2012-33

Hsu Yunghsu

徐永旭

Production date
2012

Object Detail


Media
stoneware
Measurements
210 x 152 x 42 cm
Notes
After a period of intense experimentation, by 2006 Hsu Yunghsu had arrived at his philosophical and aesthetic stance, creating works that embody his notion of ‘anti-clay’. By pushing against all previous limitations of the medium, he makes objects that transcend the limitations of weight, density and size. The large scale of his works, combined with their extreme thinness, balance mass and void, creating articulated tactile surfaces of astonishing delicacy and lightness. Hsu made a commitment to work through a simple, continuous, repeated action, such as the pinching of the clay, influenced by his reading of philosophers such as Deleuze and Foucault. Yet the work itself is formed by the physical process, its form translated directly from the artist’s body and his repetitive movements — an echo also of the Jungian philosophies that informed the gestural abstract painters of the mid-twentieth century, here translated into three dimensions. As Hsu joins smaller pieces together to form larger works, he thinks about the flow of time; in the exhausting work of the studio time stops flowing smoothly and becomes ‘overlapped and distorted’, almost chaotic. He identifies with the demanding work of heavy labourers in rural Taiwan, near his home and studio. Hsu Yunghsu describes his labour as ‘like an animal, like an insect, like a spider building a nest.’

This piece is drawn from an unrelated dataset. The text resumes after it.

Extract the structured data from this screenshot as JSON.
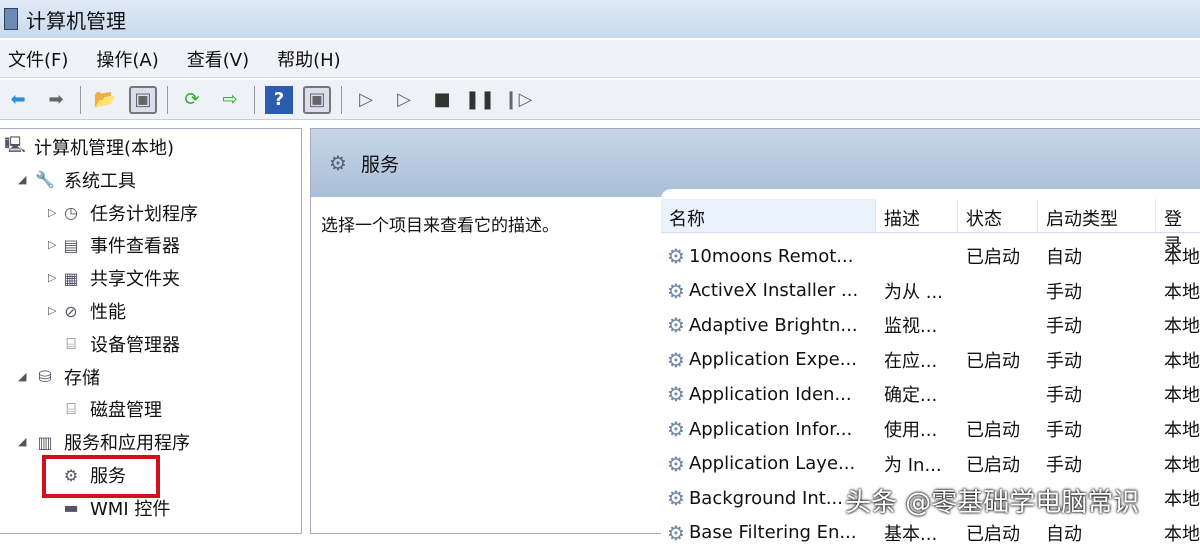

2012-33 (2012) was created with the accretion of small hollow forms, although in this case black stoneware rather than porcelain, and with an added layer of flatter shapes, so that the deeper vessel-like forms are only partially revealed. Overlapping pieces of clay on this top layer are dappled with marks left by the artist’s fingers, catching the light. Viewing Hsu Yunghsu’s works, it is impossible not to be aware of the body of the artist, but we also sense our own bodies, and the tactile experiences of moulding clay, or sand, or mud, memories from earliest childhood. The darker shapes of hollow forms behind them create a honeycombed effect. Paradoxically, though, Hsu Yunghsu’s sculptures appear to have grown organically, without human deliberation. In each work, the deep black and ethereal white clusters of forms, suspended, apparently floating on the gallery wall, evoke the fantastically sculpted, weathered rock forms in traditional Chinese gardens.